I remember the first time I read that I thought WOW! How can so few words hold soooo much insight.
I remember coming here and being told if I didn't like the way I was feeling to try doing the opposite of what I had been doing and again thought WOW....pretty insightful.
Today I am at a wall.......and I either have to go over or around it, or probally the most simple thing would be to just remove or delete it altogether......(not sure if I can make it today, but I know it has to be done, and soon), for me to really be free from the past and move on in peace.
I've been trying to go through it for months now and just keep bashing my head off it, knocking myself down, and get up and do it again (guess this would define insanity huh?) And as many bruises and knots on my head, I still can justify in my mind why I need that wall in my life, what purpose it serves, how it helps me, how I can control it, but with my persmission I allow it to control me and remain a huge part of my life.

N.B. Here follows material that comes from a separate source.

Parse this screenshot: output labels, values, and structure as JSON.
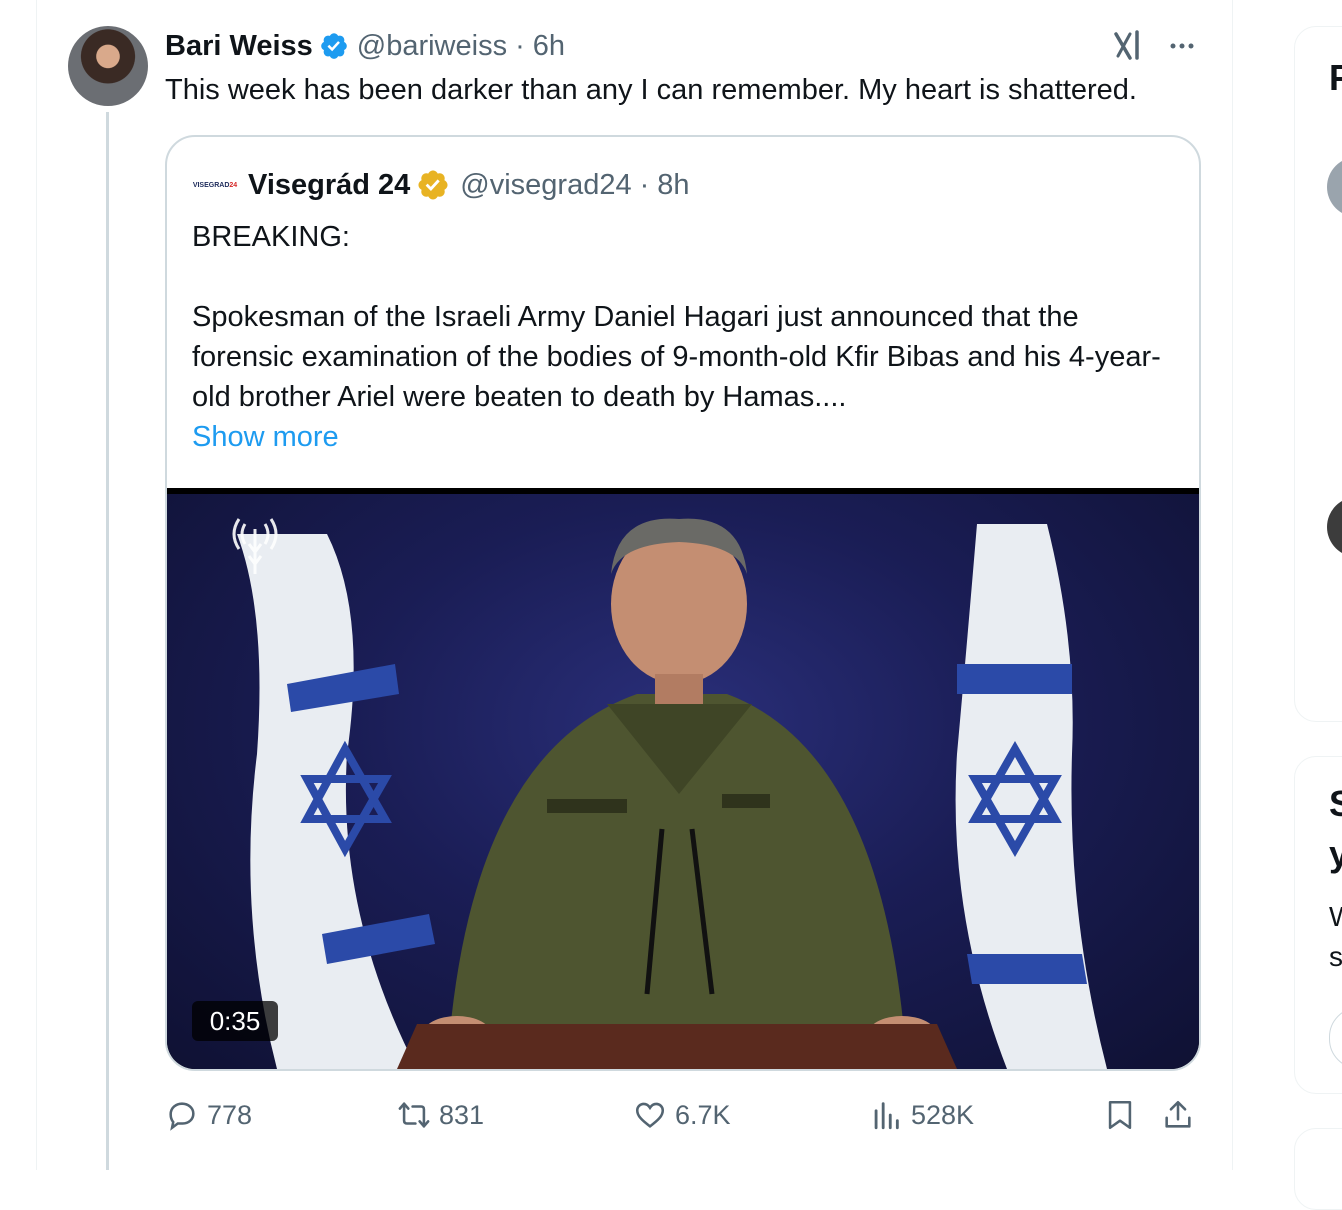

Today, I know, that there has to be some changes made, and I know what they need to be, in order for me to move forward. Today I know in my mind the things that need to happen but today I don't have the strength to do it. Today I just am.....and I'm ok with that........ for today that's the best that I can be......
thanks for letting me share Love and peace Shelly
__________________
Put down the magnifying glass and pick up the mirror!

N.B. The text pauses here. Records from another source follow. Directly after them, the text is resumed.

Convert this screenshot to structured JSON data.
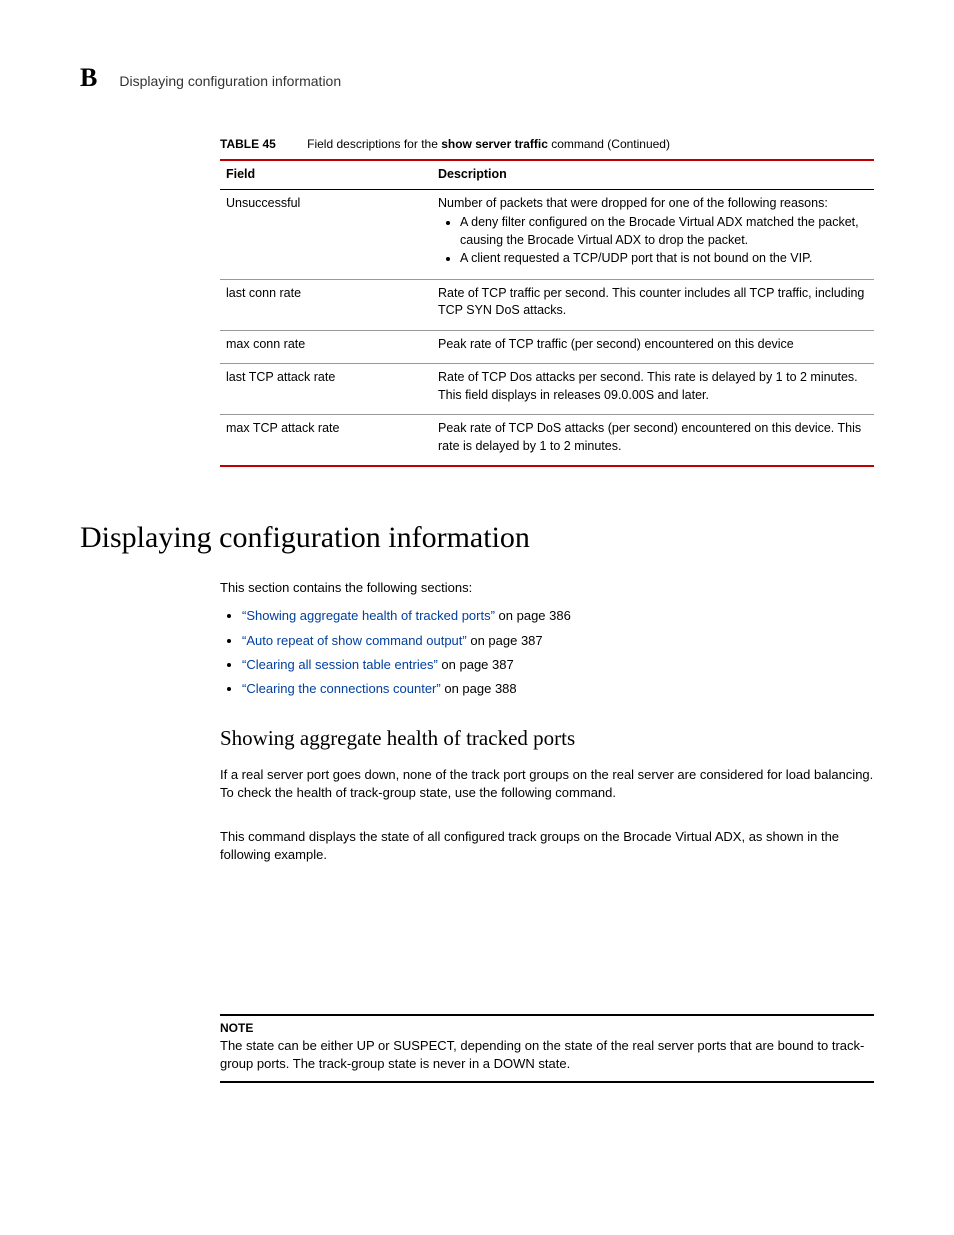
{
  "header": {
    "letter": "B",
    "title": "Displaying configuration information"
  },
  "table": {
    "label": "TABLE 45",
    "caption_pre": "Field descriptions for the ",
    "caption_bold": "show server traffic",
    "caption_post": " command (Continued)",
    "cols": [
      "Field",
      "Description"
    ],
    "rows": [
      {
        "field": "Unsuccessful",
        "desc_intro": "Number of packets that were dropped for one of the following reasons:",
        "desc_items": [
          "A deny filter configured on the Brocade Virtual ADX matched the packet, causing the Brocade Virtual ADX to drop the packet.",
          "A client requested a TCP/UDP port that is not bound on the VIP."
        ]
      },
      {
        "field": "last conn rate",
        "desc": "Rate of TCP traffic per second. This counter includes all TCP traffic, including TCP SYN DoS attacks."
      },
      {
        "field": "max conn rate",
        "desc": "Peak rate of TCP traffic (per second) encountered on this device"
      },
      {
        "field": "last TCP attack rate",
        "desc": "Rate of TCP Dos attacks per second. This rate is delayed by 1 to 2 minutes. This field displays in releases 09.0.00S and later."
      },
      {
        "field": "max TCP attack rate",
        "desc": "Peak rate of TCP DoS attacks (per second) encountered on this device. This rate is delayed by 1 to 2 minutes."
      }
    ]
  },
  "section": {
    "h1": "Displaying configuration information",
    "intro": "This section contains the following sections:",
    "links": [
      {
        "text": "“Showing aggregate health of tracked ports”",
        "suffix": " on page 386"
      },
      {
        "text": "“Auto repeat of show command output”",
        "suffix": " on page 387"
      },
      {
        "text": "“Clearing all session table entries”",
        "suffix": " on page 387"
      },
      {
        "text": "“Clearing the connections counter”",
        "suffix": " on page 388"
      }
    ],
    "h2": "Showing aggregate health of tracked ports",
    "p1": "If a real server port goes down, none of the track port groups on the real server are considered for load balancing. To check the health of track-group state, use the following command.",
    "p2": "This command displays the state of all configured track groups on the Brocade Virtual ADX, as shown in the following example.",
    "note_label": "NOTE",
    "note_text": "The state can be either UP or SUSPECT, depending on the state of the real server ports that are bound to track-group ports. The track-group state is never in a DOWN state."
  }
}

I am my own worst enemy. And that is saing something because I know some pretty rotten people who really despise me .
I have this voice in my head that wants meo stay miserable. It gives me every single excuse there is just to stay miserable. And even when there are a thousand voices outside my head saying "do THIS and you will feel better" I still, stubbornly listen to that sick, but oh so confident, voice in my head and I chose to stay sick.
In the past few years, I have decided that I no longer want to hurt myself. I no longer want to be sick. So, I whined about that for awhile in meetings. My poor alanon friends were so patient and kind to me!! I finally heard that if I didn't want to stay the same then I could change!! There I was waiting for someone to wave the magic wand and change everyone around me. I hung on to the bitter end. Then I realized what alanon had been telling me....let go and let God.

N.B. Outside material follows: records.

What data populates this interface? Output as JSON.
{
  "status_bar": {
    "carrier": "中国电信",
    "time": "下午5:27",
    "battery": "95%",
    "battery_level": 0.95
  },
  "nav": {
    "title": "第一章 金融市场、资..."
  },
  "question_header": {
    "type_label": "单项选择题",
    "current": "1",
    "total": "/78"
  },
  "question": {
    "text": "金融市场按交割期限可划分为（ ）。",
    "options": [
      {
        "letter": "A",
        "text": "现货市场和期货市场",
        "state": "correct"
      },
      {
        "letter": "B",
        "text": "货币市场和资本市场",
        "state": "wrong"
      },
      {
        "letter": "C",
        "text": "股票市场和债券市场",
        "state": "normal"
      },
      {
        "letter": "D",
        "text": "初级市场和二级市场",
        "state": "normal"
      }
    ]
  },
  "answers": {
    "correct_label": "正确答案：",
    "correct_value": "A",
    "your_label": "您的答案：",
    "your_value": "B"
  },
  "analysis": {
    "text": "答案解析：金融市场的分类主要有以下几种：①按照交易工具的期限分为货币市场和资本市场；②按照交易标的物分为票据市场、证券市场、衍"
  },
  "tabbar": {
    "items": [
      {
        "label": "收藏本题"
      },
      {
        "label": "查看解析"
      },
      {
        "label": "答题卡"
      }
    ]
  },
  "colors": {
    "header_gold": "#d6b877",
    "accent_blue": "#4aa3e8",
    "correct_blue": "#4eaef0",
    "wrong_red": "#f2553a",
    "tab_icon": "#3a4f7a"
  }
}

Freedom is priceless. And scarey. Doing something new is scarey. Talking about doing something new is a great way to stall doing something new.....
Giving up a drug is a hard thing to do. Whne I finally let go, I had my hands free.
Goodmorning Shelly...coffee's on and ready. Just a few steps and you'll get to it. Powerless people don't do walls...they do doorways. HP is the doorknob and so you have to use the HP to open the door. Your chair will be at the table.